In silico exploration of 4(α-l-rhamnosyloxy)-benzyl isothiocyanate: A promising phytochemical-based drug discovery approach for combating multi-drug resistant Staphylococcus aureus

Abstract

Multidrug-resistant (MDR) Staphylococcus aureus infections significantly threaten global health. With rising resistance to current antibiotics and limited solutions, the urgent discovery of new, effective, and affordable antibacterials with low toxicity is imperative to combat diverse MDR S. aureus strains. Hence, in this study, we introduce an in silico phytochemical-based approach for discovering novel antibacterial agents, underscoring the potential of computational approaches in therapeutic discovery. Glucomoringin Isothiocyanate (GMG-ITC) from Moringa oleifera Lam. is one of the phytochemical compounds with several biological activities, including antimicrobial, anti-inflammatory, and antioxidant activities, and is also effective against S. aureus.

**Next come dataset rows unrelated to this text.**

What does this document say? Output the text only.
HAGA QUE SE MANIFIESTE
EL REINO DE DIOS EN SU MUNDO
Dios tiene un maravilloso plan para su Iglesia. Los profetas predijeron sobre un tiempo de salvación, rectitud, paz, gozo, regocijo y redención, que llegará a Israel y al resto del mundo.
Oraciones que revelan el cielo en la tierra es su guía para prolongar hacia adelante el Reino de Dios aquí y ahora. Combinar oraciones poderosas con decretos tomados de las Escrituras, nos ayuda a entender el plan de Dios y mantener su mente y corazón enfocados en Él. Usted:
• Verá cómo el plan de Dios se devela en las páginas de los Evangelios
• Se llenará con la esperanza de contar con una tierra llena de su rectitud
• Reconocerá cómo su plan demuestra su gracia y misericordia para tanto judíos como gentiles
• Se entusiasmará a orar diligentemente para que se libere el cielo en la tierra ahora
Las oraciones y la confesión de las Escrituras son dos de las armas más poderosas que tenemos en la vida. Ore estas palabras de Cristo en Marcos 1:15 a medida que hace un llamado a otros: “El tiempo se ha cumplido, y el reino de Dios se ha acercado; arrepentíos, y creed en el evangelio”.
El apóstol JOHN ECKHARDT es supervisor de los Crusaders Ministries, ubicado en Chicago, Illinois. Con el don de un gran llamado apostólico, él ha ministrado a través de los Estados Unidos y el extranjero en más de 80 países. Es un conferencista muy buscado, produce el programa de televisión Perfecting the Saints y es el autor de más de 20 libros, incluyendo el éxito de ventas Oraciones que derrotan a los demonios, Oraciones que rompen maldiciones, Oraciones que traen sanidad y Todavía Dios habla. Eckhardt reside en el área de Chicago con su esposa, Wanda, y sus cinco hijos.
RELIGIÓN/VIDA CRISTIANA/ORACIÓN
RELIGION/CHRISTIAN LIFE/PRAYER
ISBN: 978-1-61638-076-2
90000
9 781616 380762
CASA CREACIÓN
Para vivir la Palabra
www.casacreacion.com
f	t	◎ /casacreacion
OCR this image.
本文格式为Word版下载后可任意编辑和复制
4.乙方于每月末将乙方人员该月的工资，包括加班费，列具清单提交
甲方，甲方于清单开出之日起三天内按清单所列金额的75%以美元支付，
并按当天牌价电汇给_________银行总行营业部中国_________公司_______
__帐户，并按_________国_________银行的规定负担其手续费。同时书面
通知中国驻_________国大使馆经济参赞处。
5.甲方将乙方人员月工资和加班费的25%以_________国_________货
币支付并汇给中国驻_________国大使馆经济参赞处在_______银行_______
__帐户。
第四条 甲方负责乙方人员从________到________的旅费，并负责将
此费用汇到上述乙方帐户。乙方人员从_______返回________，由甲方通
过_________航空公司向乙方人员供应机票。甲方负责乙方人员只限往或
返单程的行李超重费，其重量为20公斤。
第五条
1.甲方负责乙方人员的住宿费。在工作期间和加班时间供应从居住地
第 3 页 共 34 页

This study focuses on screening GMG-ITC as a potential drug candidate to combat MDR S. aureus infections through a molecular docking approach. Moreover, interaction amino acid analysis, in silico pharmacokinetics, compound target prediction, pathway enrichment analysis and molecular dynamics (MD) simulations were conducted for further investigation. Molecular docking and interaction analysis showed strong binding affinity towards S. aureus lipase, dihydrofolate reductase, and other MDR S. aureus proteins, including penicillin-binding protein 2a, MepR, D-Ala:D-Ala ligase, and RPP TetM, through hydrophilic and hydrophobic interactions. GMG-ITC also showed a strong binding affinity to cyclooxygenase-2 and FAD-dependent NAD(P)H oxidase, suggesting that it is a potential anti-inflammatory and antioxidant candidate that may eliminate inflammation and oxidative stress associated with S. aureus infections. MD simulations validated the stability of the GMG-ITC molecular interactions determined by molecular docking. In silico pharmacokinetic analysis highlights its potency as a drug candidate, showing strong absorption, distribution, and excretion properties in combination with low toxicity. It acts as an active protease and enzyme inhibitor with moderate activity against GPCR ligands, ion channels, nuclear receptor ligands, and kinases. Enrichment analysis further elucidated its involvement in important biological, molecular, and cellular functions with potential therapeutic applications in diseases like cancer, hepatitis B, and influenza. Results suggest that GMG-ITC is an effective antibacterial agent that could treat MDR S. aureus-associated infections.